6,000 or so people have congregated at the Rio hotel in Las Vegas for this year’s World Series of Poker to fight for $50 million or so that will be split among the last 10% of players left standing. Among them are a number of tech startup entrepreneurs. We’re tracking four of them, plus any others that pop up.
This is David Sacks’ third WSOP. Sacks, a former PayPal exec and the CEO of Geni/Yammer, walked away with nothing two years ago. Last year he took home $25k in prize money, and twittered every hand. This year he’s way up after the first day, with $91k in chips. That likely puts him in the top 10% of players. He is twittering summaries of his play at @davidsacks. You can see his player card here with last year’s results.
Jason Calacanis (Mahalo founder) is playing today for the first time. He’s been sponsored by FullTiltPoker (they paid his $10k buy in) and looks absolutely ridiculous (he’s pictured above).
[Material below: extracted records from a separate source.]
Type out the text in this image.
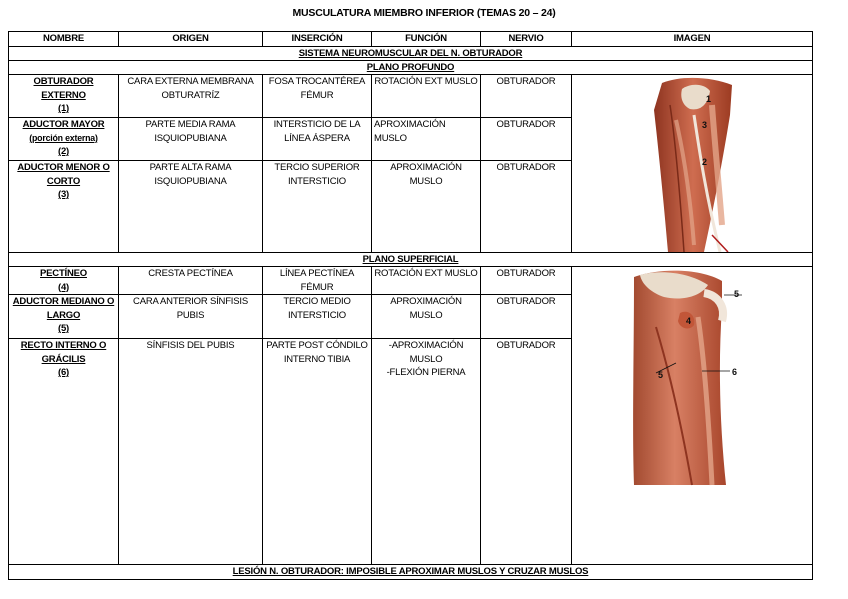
MUSCULATURA MIEMBRO INFERIOR (TEMAS 20 – 24)
NOMBRE	ORIGEN	INSERCIÓN	FUNCIÓN	NERVIO	IMAGEN
SISTEMA NEUROMUSCULAR DEL N. OBTURADOR					
PLANO PROFUNDO					

OBTURADOR EXTERNO
(1)	CARA EXTERNA MEMBRANA OBTURATRÍZ	FOSA TROCANTÉREA FÉMUR	ROTACIÓN EXT MUSLO	OBTURADOR	1
3
2

ADUCTOR MAYOR
(porción externa)
(2)	PARTE MEDIA RAMA ISQUIOPUBIANA	INTERSTICIO DE LA LÍNEA ÁSPERA	APROXIMACIÓN MUSLO	OBTURADOR	

ADUCTOR MENOR O CORTO
(3)	PARTE ALTA RAMA ISQUIOPUBIANA	TERCIO SUPERIOR INTERSTICIO	APROXIMACIÓN MUSLO	OBTURADOR	
PLANO SUPERFICIAL					

PECTÍNEO
(4)	CRESTA PECTÍNEA	LÍNEA PECTÍNEA FÉMUR	ROTACIÓN EXT MUSLO	OBTURADOR	5
4
5 6

ADUCTOR MEDIANO O LARGO
(5)	CARA ANTERIOR SÍNFISIS PUBIS	TERCIO MEDIO INTERSTICIO	APROXIMACIÓN MUSLO	OBTURADOR	

RECTO INTERNO O GRÁCILIS
(6)	SÍNFISIS DEL PUBIS	PARTE POST CÓNDILO INTERNO TIBIA	-APROXIMACIÓN MUSLO
-FLEXIÓN PIERNA	OBTURADOR	
LESIÓN N. OBTURADOR: IMPOSIBLE APROXIMAR MUSLOS Y CRUZAR MUSLOS					
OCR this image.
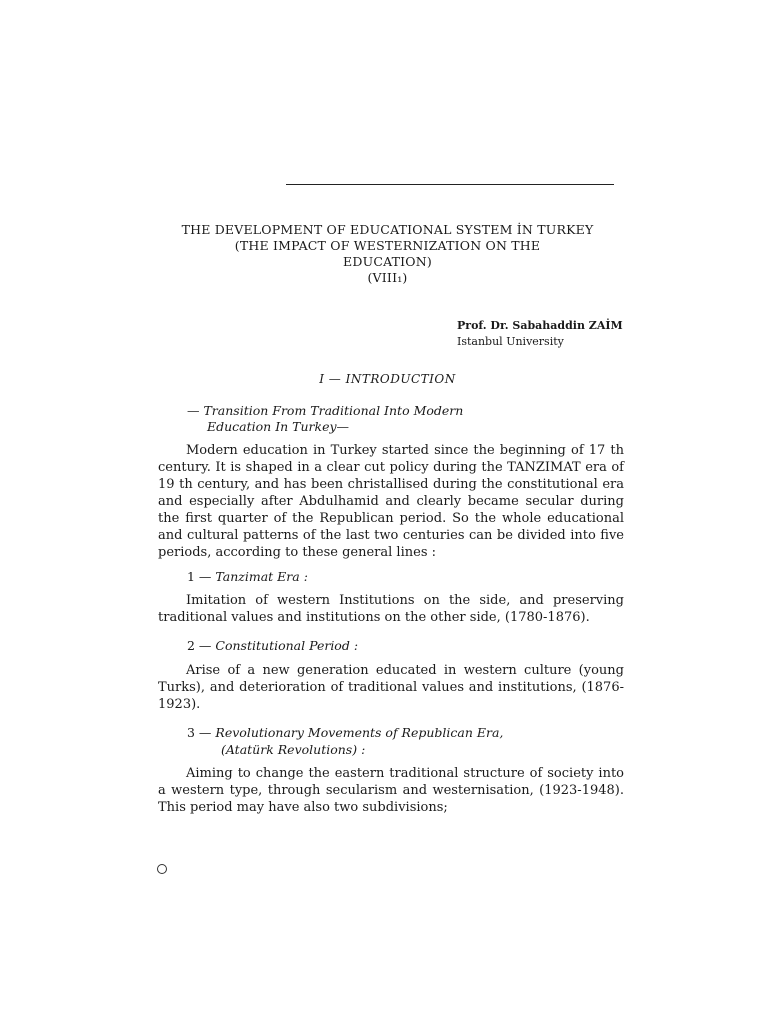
THE DEVELOPMENT OF EDUCATIONAL SYSTEM İN TURKEY
(THE IMPACT OF WESTERNIZATION ON THE
EDUCATION)
(VIII₁)
Prof. Dr. Sabahaddin ZAİM
Istanbul University
I — INTRODUCTION
— Transition From Traditional Into Modern
Education In Turkey—
Modern education in Turkey started since the beginning of 17 th century. It is shaped in a clear cut policy during the TANZIMAT era of 19 th century, and has been christallised during the constitutional era and especially after Abdulhamid and clearly became secular during the first quarter of the Republican period. So the whole educational and cultural patterns of the last two centuries can be divided into five periods, according to these general lines :
1 — Tanzimat Era :
Imitation of western Institutions on the side, and preserving traditional values and institutions on the other side, (1780-1876).
2 — Constitutional Period :
Arise of a new generation educated in western culture (young Turks), and deterioration of traditional values and institutions, (1876-1923).
3 — Revolutionary Movements of Republican Era,
(Atatürk Revolutions) :
Aiming to change the eastern traditional structure of society into a western type, through secularism and westernisation, (1923-1948). This period may have also two subdivisions;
Look for his twitters later this afternoon.
Facebook exec Chamath Palihapitiya is playing beginning today as well. And we’ve heard but haven’t verified that former Yahoo exec David Goldberg (currently CEO of SurveyMonkey) is at the WSOP too.
The tournament has just started so there isn’t much to report yet. One concern we have - Sacks is set to speak at our real time event this Friday, which is day three of the tournament. He told me today that if he makes it to day three he “has to play,” and won’t make the event. My response? It was NSFW.
Good luck to everyone. Except Sacks. I hope he loses it all on day 2.